ところが、ほどなくして目がゴロゴロし始め、ゴミでも入ったかと思っていたら、猛烈に痒くなった。
そして、くしゃみと鼻水が止まらなくなった。
アレルギーの看護師さんに逆に同情されるくらい酷くなった。



帰宅して、
 「私も猫アレルギーになったみたい」
と言うと母はあきれた顔をした。
 「前からそうじゃないの」
 「え、だって小学校の頃ミュー(猫の名前)飼ってたやん」
 「だからその間は喘息ひどかったでしょ」
コノマヌケメ

そういうことか・・・!
(私はまぬけだったのか、という意味じゃないぞ)





たしかに、私は赤ん坊の頃から湿疹が出やすく、なにかにつけてアレルギー反応を起こした。
小児喘息もひどかったし、こう見えて、実は病弱だったのだ。

猫アレルギーだったとは、まったく自覚していなかったが。
アホヤナア

成長と共にいつのまにかたくましくなって、あまりアレルギーを心配することもなくなった(ヤマイモとナスは今も食べられない。
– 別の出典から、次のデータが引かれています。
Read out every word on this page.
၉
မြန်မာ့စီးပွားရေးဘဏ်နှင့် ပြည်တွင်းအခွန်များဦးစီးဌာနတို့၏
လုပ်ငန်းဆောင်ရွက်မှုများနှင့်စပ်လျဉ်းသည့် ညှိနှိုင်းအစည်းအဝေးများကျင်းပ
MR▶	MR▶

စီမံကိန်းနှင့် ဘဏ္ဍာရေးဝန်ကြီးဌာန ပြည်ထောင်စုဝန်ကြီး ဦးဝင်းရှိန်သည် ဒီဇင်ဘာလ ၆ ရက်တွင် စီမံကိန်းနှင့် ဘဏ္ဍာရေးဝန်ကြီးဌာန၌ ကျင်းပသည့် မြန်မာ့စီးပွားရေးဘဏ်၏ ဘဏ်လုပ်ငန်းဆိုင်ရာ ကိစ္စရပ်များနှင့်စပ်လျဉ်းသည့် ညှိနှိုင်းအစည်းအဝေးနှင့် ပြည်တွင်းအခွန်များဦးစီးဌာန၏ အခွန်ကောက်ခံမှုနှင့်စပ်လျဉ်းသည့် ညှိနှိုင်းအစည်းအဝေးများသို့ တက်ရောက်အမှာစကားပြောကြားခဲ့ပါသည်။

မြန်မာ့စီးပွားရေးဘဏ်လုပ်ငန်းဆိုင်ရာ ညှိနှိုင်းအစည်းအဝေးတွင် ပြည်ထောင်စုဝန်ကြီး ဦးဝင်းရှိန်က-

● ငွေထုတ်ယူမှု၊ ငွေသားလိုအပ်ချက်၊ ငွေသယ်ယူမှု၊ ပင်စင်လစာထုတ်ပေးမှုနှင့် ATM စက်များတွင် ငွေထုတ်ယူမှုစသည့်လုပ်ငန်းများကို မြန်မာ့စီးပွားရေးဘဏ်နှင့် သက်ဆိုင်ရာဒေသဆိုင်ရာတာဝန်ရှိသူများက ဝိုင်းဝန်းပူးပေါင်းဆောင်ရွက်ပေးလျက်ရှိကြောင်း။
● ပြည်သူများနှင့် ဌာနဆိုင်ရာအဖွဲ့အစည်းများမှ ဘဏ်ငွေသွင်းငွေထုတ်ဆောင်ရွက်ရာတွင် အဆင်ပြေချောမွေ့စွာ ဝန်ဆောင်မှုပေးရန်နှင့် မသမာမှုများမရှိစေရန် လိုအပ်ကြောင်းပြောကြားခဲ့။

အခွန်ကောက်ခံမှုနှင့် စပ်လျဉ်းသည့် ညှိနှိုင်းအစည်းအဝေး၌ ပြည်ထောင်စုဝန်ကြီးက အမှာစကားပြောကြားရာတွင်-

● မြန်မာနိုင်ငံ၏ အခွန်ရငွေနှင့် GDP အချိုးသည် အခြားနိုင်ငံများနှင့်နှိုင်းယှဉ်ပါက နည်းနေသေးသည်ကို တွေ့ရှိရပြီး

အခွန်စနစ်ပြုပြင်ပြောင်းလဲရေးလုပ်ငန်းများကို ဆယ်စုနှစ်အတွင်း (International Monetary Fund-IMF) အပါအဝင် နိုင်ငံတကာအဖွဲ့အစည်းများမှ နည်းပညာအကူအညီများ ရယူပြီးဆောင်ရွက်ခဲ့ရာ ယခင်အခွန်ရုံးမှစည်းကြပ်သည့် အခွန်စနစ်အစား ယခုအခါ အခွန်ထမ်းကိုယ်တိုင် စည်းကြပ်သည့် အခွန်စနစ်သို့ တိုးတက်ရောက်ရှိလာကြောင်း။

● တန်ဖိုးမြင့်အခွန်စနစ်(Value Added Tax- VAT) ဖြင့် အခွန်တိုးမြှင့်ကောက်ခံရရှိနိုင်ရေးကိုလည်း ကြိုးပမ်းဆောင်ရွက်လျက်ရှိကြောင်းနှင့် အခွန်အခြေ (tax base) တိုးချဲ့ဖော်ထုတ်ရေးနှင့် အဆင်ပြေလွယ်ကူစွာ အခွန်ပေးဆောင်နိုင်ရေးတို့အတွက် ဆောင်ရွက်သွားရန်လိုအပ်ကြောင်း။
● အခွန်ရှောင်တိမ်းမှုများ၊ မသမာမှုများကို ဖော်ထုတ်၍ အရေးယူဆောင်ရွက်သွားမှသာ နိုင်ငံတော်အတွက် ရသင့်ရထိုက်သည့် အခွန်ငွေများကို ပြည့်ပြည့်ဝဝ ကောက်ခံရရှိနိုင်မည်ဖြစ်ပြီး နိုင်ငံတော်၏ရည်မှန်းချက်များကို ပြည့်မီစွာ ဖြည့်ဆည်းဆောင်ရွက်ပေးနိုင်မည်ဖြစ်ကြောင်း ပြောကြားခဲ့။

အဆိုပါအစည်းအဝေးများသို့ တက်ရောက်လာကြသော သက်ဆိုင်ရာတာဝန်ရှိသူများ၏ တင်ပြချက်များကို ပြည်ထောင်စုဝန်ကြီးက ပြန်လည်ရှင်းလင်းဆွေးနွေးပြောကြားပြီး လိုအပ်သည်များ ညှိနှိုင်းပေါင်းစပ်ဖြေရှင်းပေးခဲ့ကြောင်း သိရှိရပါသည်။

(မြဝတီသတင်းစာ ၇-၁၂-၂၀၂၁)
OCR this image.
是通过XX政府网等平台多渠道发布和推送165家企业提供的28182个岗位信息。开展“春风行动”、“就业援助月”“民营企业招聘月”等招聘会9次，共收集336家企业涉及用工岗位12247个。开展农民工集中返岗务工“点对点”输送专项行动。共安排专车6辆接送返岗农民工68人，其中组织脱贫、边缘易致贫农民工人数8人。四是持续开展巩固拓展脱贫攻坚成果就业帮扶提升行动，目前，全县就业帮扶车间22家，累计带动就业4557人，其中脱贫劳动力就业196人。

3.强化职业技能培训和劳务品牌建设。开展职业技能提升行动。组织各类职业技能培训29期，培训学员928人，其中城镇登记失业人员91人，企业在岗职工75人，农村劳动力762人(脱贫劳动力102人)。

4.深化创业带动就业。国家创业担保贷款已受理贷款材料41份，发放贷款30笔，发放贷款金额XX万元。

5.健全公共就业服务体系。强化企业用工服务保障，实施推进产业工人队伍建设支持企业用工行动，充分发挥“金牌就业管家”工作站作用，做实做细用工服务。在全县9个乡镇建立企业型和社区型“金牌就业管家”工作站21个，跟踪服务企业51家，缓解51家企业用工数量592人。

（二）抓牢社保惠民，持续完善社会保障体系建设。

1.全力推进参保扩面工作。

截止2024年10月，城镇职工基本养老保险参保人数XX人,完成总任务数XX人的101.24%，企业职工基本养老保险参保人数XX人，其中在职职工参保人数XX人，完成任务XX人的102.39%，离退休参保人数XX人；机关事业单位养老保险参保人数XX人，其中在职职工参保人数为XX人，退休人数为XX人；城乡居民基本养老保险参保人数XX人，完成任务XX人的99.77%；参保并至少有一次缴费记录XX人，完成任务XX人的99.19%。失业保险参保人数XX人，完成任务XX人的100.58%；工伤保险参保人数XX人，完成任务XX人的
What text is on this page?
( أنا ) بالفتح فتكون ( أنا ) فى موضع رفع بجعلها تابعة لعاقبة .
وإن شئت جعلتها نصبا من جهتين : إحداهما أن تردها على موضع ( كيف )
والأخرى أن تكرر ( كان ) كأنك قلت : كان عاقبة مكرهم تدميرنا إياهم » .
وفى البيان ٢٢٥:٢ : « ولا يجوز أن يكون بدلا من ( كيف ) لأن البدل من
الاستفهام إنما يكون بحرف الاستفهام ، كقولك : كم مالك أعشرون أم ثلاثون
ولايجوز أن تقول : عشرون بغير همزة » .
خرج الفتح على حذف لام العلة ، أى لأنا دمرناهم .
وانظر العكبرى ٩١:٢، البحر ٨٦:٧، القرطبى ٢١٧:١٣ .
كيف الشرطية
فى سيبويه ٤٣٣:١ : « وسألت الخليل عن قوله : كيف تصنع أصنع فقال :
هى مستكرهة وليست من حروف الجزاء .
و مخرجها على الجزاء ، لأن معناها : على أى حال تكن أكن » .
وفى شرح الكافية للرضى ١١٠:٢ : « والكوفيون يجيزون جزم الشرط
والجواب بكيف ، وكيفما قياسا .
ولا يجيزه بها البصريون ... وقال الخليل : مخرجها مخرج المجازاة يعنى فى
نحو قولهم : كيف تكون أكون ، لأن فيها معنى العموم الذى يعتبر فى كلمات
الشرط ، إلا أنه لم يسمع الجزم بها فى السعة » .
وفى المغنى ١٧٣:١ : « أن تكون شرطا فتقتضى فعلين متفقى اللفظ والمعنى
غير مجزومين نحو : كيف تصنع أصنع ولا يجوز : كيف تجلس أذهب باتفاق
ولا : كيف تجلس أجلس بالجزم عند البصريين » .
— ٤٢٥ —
好きなのに)。

喘息は辛かったので忘れたことはないが、猫がダメなんてことはまったく頭になかった。



親も私に「あんたは猫アレルギーだ」とは言わなかった。

おそらく、あまり私の病状が悪化するようなら、そっとミューをなんとかする(親戚にあげるとか)つもりで様子を見てくれていたのではないだろうか。
ミューによく似た猫スリッパ
も:オムスビ?
いや、ミューだよ
もとい、スリッパだよ
む:コンニチハ
いや、スリッパですよ





アレルギーとは関係なく、もともと、我が家では犬を布団にあげることはしていなかった。
ときどき犬たちがベッドに上がるのを許すようになったのは四万十に来てからだ。
許サレタ
(手前から、ブ、こ、も、ソ)

ベッドリネンはすべて、毛がつきにくいものを使っているが、それでも寝床が毛だらけになるのは気持ちのいいものではない。





そんな私が、いまや毎晩猫たちと寝ている。

むろん掃除をするので、毛だらけの寝具で寝るわけではないが、毛玉の本体が私に寄り添っている。
グエ

それでも、なんともない。

いつ、なにがどうなってあんなにひどかったアレルギーが治ってしまったのか、自分でも分からない。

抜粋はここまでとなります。